My mom bought an Atari 800 for me for Christmas in either '80 or '81, I think (I'm horrible with dates), mainly because I begged for it. My best friend had received one the year before and I was dying to have one of my own. We were both Atari 2600 junkies so the progression to an Atari computer system was natural.
I'll never forget seeing his 800 for the first time. We were only around ten years old, and I had no idea what a personal computer could or couldn't do. The vision I had was an all-knowing entity such as the bridge computer on Star Trek. I remember asking him, "Can you just type in a question and get an answer?" That was when I learned that the computer actually needed programs before it could do anything.
After showing me a couple of quick BASIC tricks (e.g. 10 PRINT "I'M AWESOME") he popped in a Shamus cartridge and the graphics blew me away.
Growing up with the 800 it always seemed like other computer users looked down on us a bit. I think because Atari was synonymous with gaming people always dismissed the 800 as a video game machine with a keyboard and not a real computer (The Apple ][ machines with their utilitarian green monochrome screens just looked so much more business-like.). I think this perception holds true a bit today, as evidenced by an eBay listing I saw recently for an "Atari 800 game console."
In all fairness to those critics, however, my friends and I did more gaming than anything else on our 800s, but I think that was probably true for most kids my age and computers. Still, from high school through college I wrote all of my term papers in AtariWriter. I couldn't have survived without it. I just wish I'd spent more time learning BASIC and less time playing M.U.L.E., but that was my fault, not the machine's.

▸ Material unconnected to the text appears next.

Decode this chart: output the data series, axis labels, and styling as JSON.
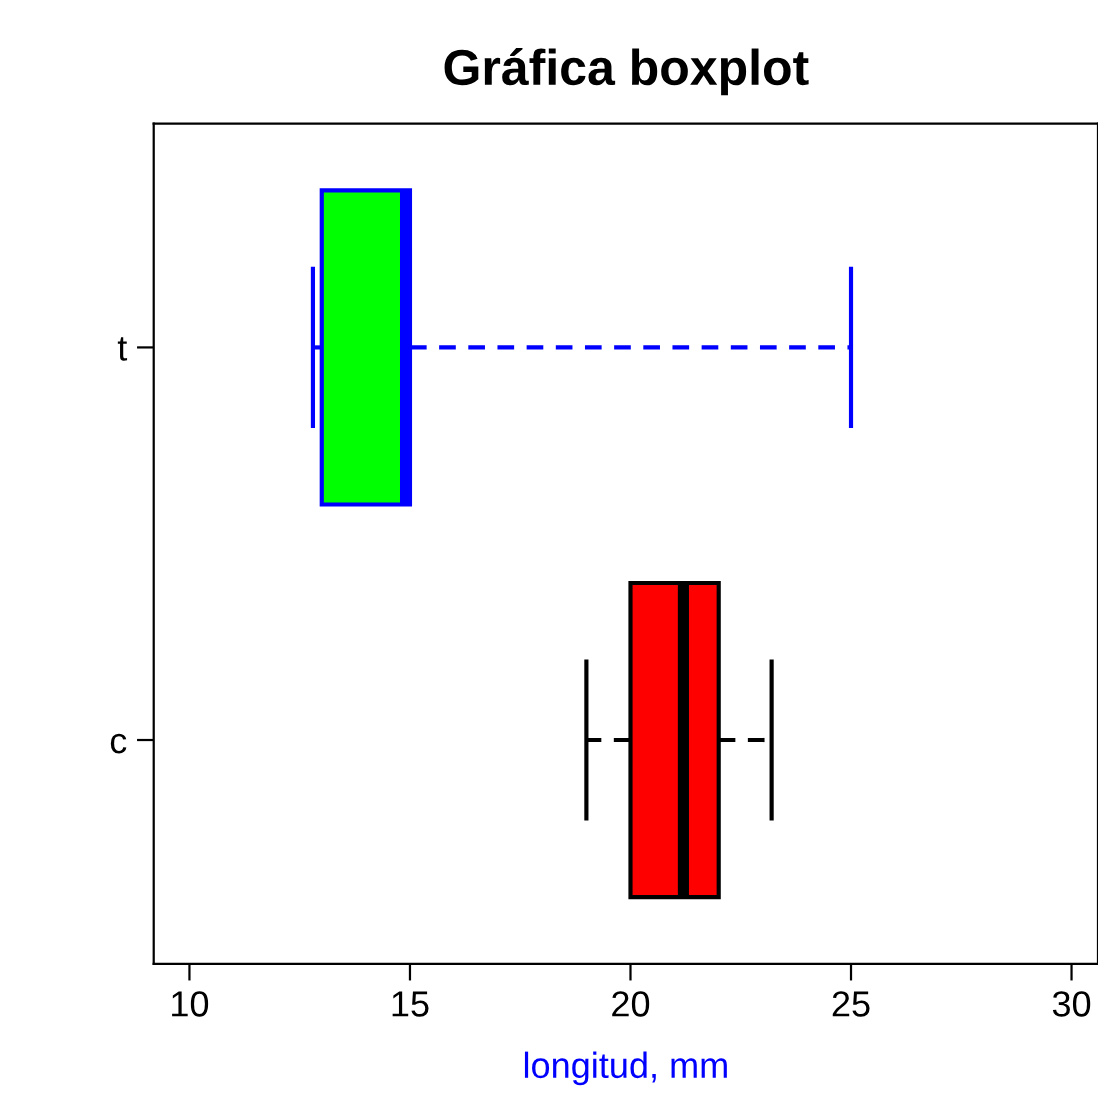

I'm ashamed to say that one of the greatest things about being an Atari owner in the early days was the ease with which you could obtain pirated copies of games. Atari users naturally found each other and grouped together back then, and as soon as you met another Atari user the disc trading began. It's embarrassing now to think of the ratio of purchased to pirated games I had back then.
I honestly can't think of anything about the Atari 8-bit computers that I didn't like. I was still using my 130XE in college after most students were working on a Macintosh or an IBM PC. As a matter of fact, I didn't abandon my 130XE until 1992 when I purchased my first IBM PC.